Exploring Mongo’s aggregate pipelines

Dinuka Arseculeratne
3 min readJul 14, 2020

Problem statement

Yesterday, I had the need of querying a map data structure we store on Mongo without having to do the filtering in-memory post load. A sample data-structure looked as follows;

{
"_id": ObjectId("5f0c07a36aea9125527d80f1"),
"firstName":"Bruce",
"lastName":"Wayne",
"fileInfoMap":{
"5a09fa70-1aa1-4c71-b938-64dde74eba79":{
"id":"5a09fa70-1aa1-4c71-b938-64dde74eba79",
"fileName":"test",
"fileType":"image/jpeg"
}
}
}

What I wanted was the ability to go through the fileInfoMap and get all the records that have the fileType set to a type I pass in.

Stackoverflow and beyond

As many of us developers do, I resorted to Googling for a solution for this problem. Alas, I was not having much success. But it did take me into Mongo’s aggregate pipeline. Sometimes, the answer lies in taking the time to read through the documentation and I must say Mongo documentation is pretty darn good.

After an hour or so of going through how the aggregate pipeline worked and its idiosyncrasies, I finally got to my eureka moment! Loved it so much that I went ahead and created a sample project on GitHub to show how it worked. Go check it out here.

The Solution

Here is the solution if it were run on the mongo CLI. We will then break it down and go through what each step does. Finally, we will see how we will go about doing this with spring mongo data. Sounds good? Ok, let’s get into it!
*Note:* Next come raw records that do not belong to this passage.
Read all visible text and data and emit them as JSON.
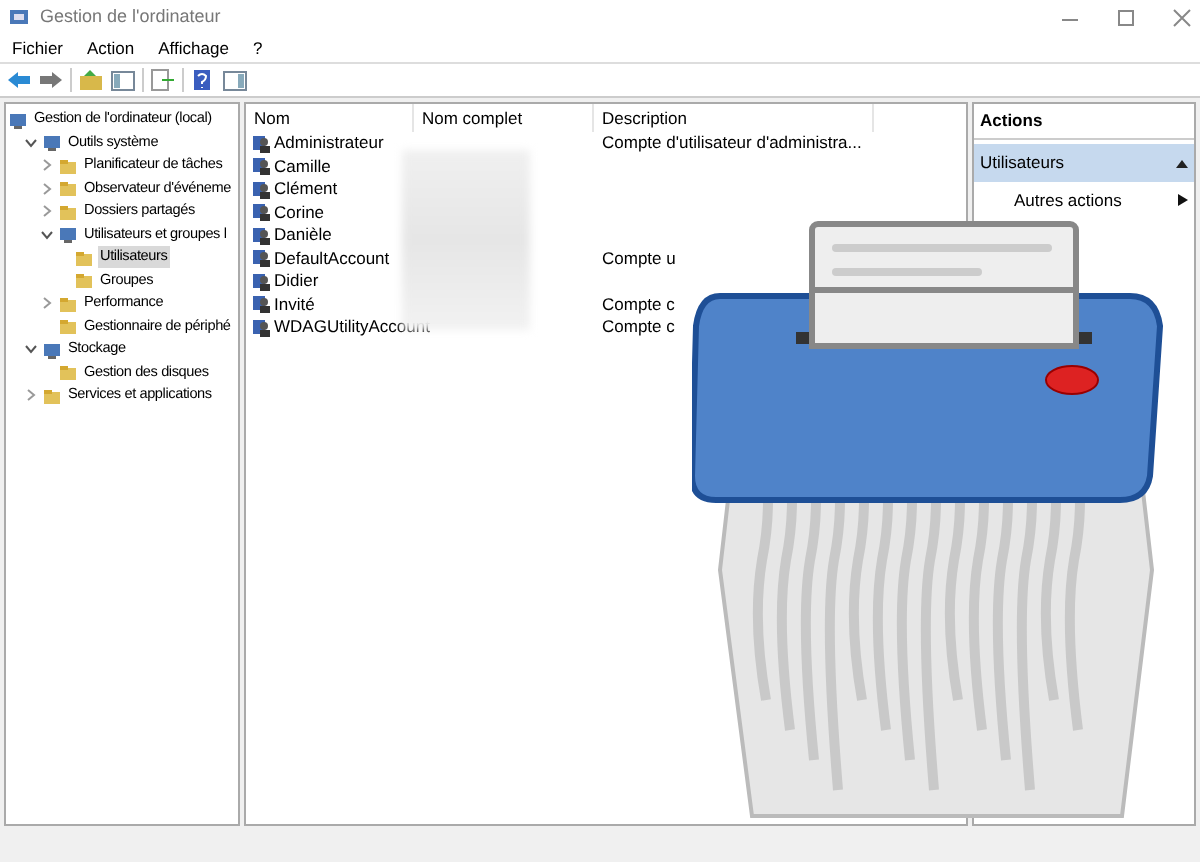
{
  "window": {
    "title": "Gestion de l'ordinateur"
  },
  "menu": [
    "Fichier",
    "Action",
    "Affichage",
    "?"
  ],
  "tree": [
    {
      "label": "Gestion de l'ordinateur (local)",
      "selected": false,
      "children": [
        {
          "label": "Outils système",
          "selected": false,
          "expanded": true,
          "children": [
            {
              "label": "Planificateur de tâches",
              "selected": false,
              "expanded": false
            },
            {
              "label": "Observateur d'événeme",
              "selected": false,
              "expanded": false
            },
            {
              "label": "Dossiers partagés",
              "selected": false,
              "expanded": false
            },
            {
              "label": "Utilisateurs et groupes l",
              "selected": false,
              "expanded": true,
              "children": [
                {
                  "label": "Utilisateurs",
                  "selected": true
                },
                {
                  "label": "Groupes",
                  "selected": false
                }
              ]
            },
            {
              "label": "Performance",
              "selected": false,
              "expanded": false
            },
            {
              "label": "Gestionnaire de périphé",
              "selected": false
            }
          ]
        },
        {
          "label": "Stockage",
          "selected": false,
          "expanded": true,
          "children": [
            {
              "label": "Gestion des disques",
              "selected": false
            }
          ]
        },
        {
          "label": "Services et applications",
          "selected": false,
          "expanded": false
        }
      ]
    }
  ],
  "table": {
    "columns": [
      "Nom",
      "Nom complet",
      "Description"
    ],
    "rows": [
      {
        "name": "Administrateur",
        "description": "Compte d'utilisateur d'administra..."
      },
      {
        "name": "Camille"
      },
      {
        "name": "Clément"
      },
      {
        "name": "Corine"
      },
      {
        "name": "Danièle"
      },
      {
        "name": "DefaultAccount",
        "description": "Compte u"
      },
      {
        "name": "Didier"
      },
      {
        "name": "Invité",
        "description": "Compte c"
      },
      {
        "name": "WDAGUtilityAccount",
        "description": "Compte c"
      }
    ]
  },
  "actions": {
    "title": "Actions",
    "section": "Utilisateurs",
    "items": [
      "Autres actions"
    ]
  }
}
db.getCollection('customer').aggregate([{'$project': { "map": { "$objectToArray": "$fileInfoMap" }, 'firstName': 1, 'lastName': 1}},{'$match':  { 'map': { '$elemMatch': { 'v.fileType': 'image/jpeg' } }  }},{'$project': { "fileInfoMap": { "$arrayToObject": "$map" }, 'firstName': 1, 'lastName': 1 }}])

Let us dissect the first line of our pipeline;

{'$project': { "map": { "$objectToArray": "$fileInfoMap" }, 'firstName': 1, 'lastName': 1}}

This builds up a project of what data we need retrieved. For the field fileInfoMap in our problem statement, we use an in-built function called $objectToArray which will transform our map data-structure into an array. This is the output looks like after the first pipeline stage;

{
"_id": ObjectId("5f0c07a36aea9125527d80f1"),
"firstName":"Bruce",
"lastName":"Wayne",
"map":[
{
"k":"5a09fa70-1aa1-4c71-b938-64dde74eba79",
"v":{
"id":"5a09fa70-1aa1-4c71-b938-64dde74eba79",
"fileName":"test",
"fileType":"image/jpeg"
}
}
]
}

As you can see, each key-value pair is broken down into one array element with the object within the value part of our map nested inside the “v” attribute.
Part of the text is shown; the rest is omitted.